生まれてこの方、飼い主さんと住むこの家を出たことはない。この家と窓から見える踏切、そしてチンチンと音をたてながら走る電車が吾輩の世界の全てだ。
別に不幸とか思ったことは一度もない。
飼い主さんは優しいし、温かい寝床と美味しいご飯があれば、大概のことは問題にならない。
もちろん、楽しいこともある。
うちの飼い主さんは仕事から帰ってくると吾輩に覆い被さり、吾輩を思っ切り吸い込むのだ。
いわゆる、猫吸いだ。
吾輩を吸い込んだ飼い主さんが顔を上げると、その顔はムフフとなり、ゆるゆるだ。
そして、吾輩に感謝するのだ、
「癒やされた〜。ありがとう。キジ夫」
飼い主さんのこの顔が見られれば、吾輩は幸せだ。飼い猫冥利につきる。
この飼い主さんは、ちょっと変なところもある。猫吸いは、仕方がないとしてなぜか分からないが、吾輩の手を掴んで喜んでいる。

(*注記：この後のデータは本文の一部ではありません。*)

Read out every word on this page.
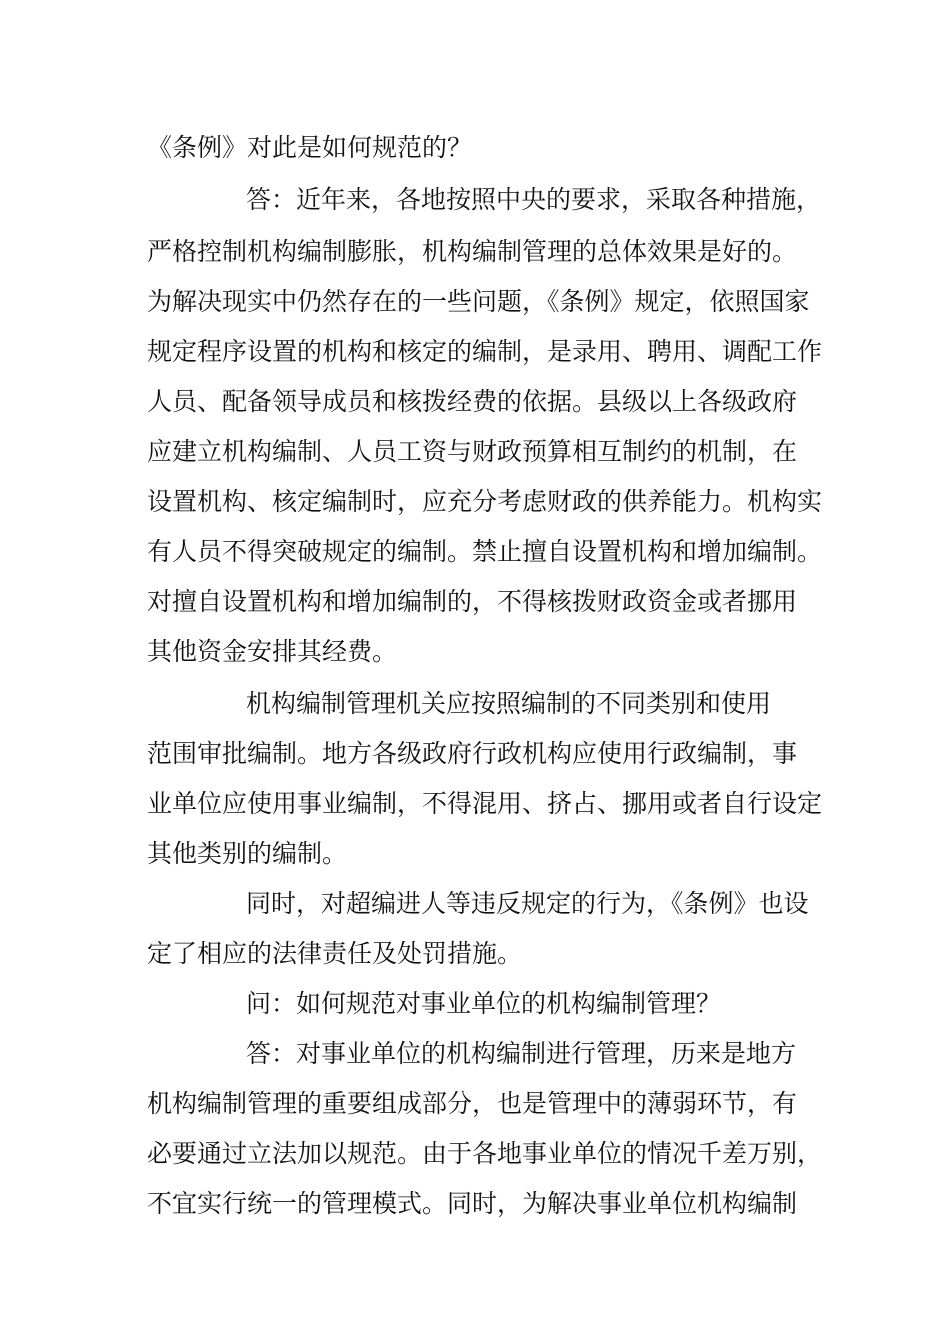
《条例》对此是如何规范的？
答：近年来，各地按照中央的要求，采取各种措施，
严格控制机构编制膨胀，机构编制管理的总体效果是好的。
为解决现实中仍然存在的一些问题，《条例》规定，依照国家
规定程序设置的机构和核定的编制，是录用、聘用、调配工作
人员、配备领导成员和核拨经费的依据。县级以上各级政府
应建立机构编制、人员工资与财政预算相互制约的机制，在
设置机构、核定编制时，应充分考虑财政的供养能力。机构实
有人员不得突破规定的编制。禁止擅自设置机构和增加编制。
对擅自设置机构和增加编制的，不得核拨财政资金或者挪用
其他资金安排其经费。
机构编制管理机关应按照编制的不同类别和使用
范围审批编制。地方各级政府行政机构应使用行政编制，事
业单位应使用事业编制，不得混用、挤占、挪用或者自行设定
其他类别的编制。
同时，对超编进人等违反规定的行为，《条例》也设
定了相应的法律责任及处罚措施。
问：如何规范对事业单位的机构编制管理？
答：对事业单位的机构编制进行管理，历来是地方
机构编制管理的重要组成部分，也是管理中的薄弱环节，有
必要通过立法加以规范。由于各地事业单位的情况千差万别，
不宜实行统一的管理模式。同时，为解决事业单位机构编制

何が楽しいのか。
「握手。握手〜。」
なぜかいつも、手をぶんぶん振り回し、飼い主さんと手を繋いで握手なるものをさせられる。
謎の儀式だ。
もういっそ、悪魔を呼ぶと言ってもらったほうが頷ける。
こんな飼い主さんとの生活だが、割と楽しませてもらっている。飼い猫も悪くはない。